La Nouvelle-Calédonie dans la crise : 34 % des entreprises mettent leur survie au premier plan
Depuis 2024, l’archipel calédonien traverse une dégradation économique sans précédent, marqué par la disparition de plus de 700 entreprises et le recul de près de 12 000 emplois. Une étude récente menée par les organisations patronales locales révèle que 34 % des entreprises considèrent désormais leur survie immédiate comme l’unique priorité.
Cette enquête, réalisée auprès de 776 entreprises représentant près de 20 % de l’emploi privé calédonien (10 263 salariés), souligne une situation critique. Selon ses résultats, 90 % des entreprises estiment qu’aucune relance durable n’est possible sans un cadre institutionnel stabilisé, tandis que près d’un tiers ne disposent de moins de trois mois de trésorerie. Ces niveaux de précarité « dépassent largement ceux observés pendant la crise sanitaire », précise l’étude.
Xavier Benoist, président de la FEINC, alerte avec urgency : « L’économie s’écroule.
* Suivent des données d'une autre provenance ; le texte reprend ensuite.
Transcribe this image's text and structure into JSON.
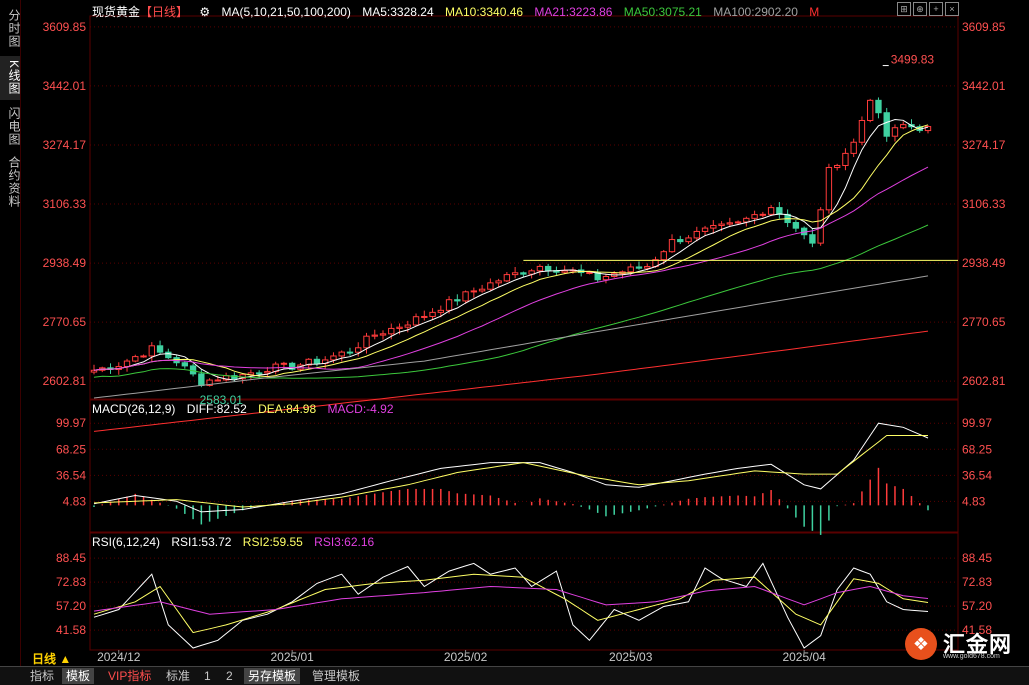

Depuis le début de cette crise, nous avons perdu plus de 15 % du PIB et près de 20 % des salariés privés. Le système social et les retraites ne peuvent plus être financés. » Il critique également le plan de reconstruction national de deux milliards d’euros sur cinq ans, jugé « insuffisant pour éviter l’effondrement total ».
L’enquête indique que 25 % des entreprises envisagent des réductions d’effectifs, et près d’un quart pourrait fermer ses activités. « Si l’on ne prend pas de mesures immédiates, il n’y aura plus d’espoir économique », conclut Xavier Benoist. Les organisations patronales exigent une action législative urgente pour sauver l’économie calédonienne avant qu’elle ne tombe dans un effondrement irrémédiable.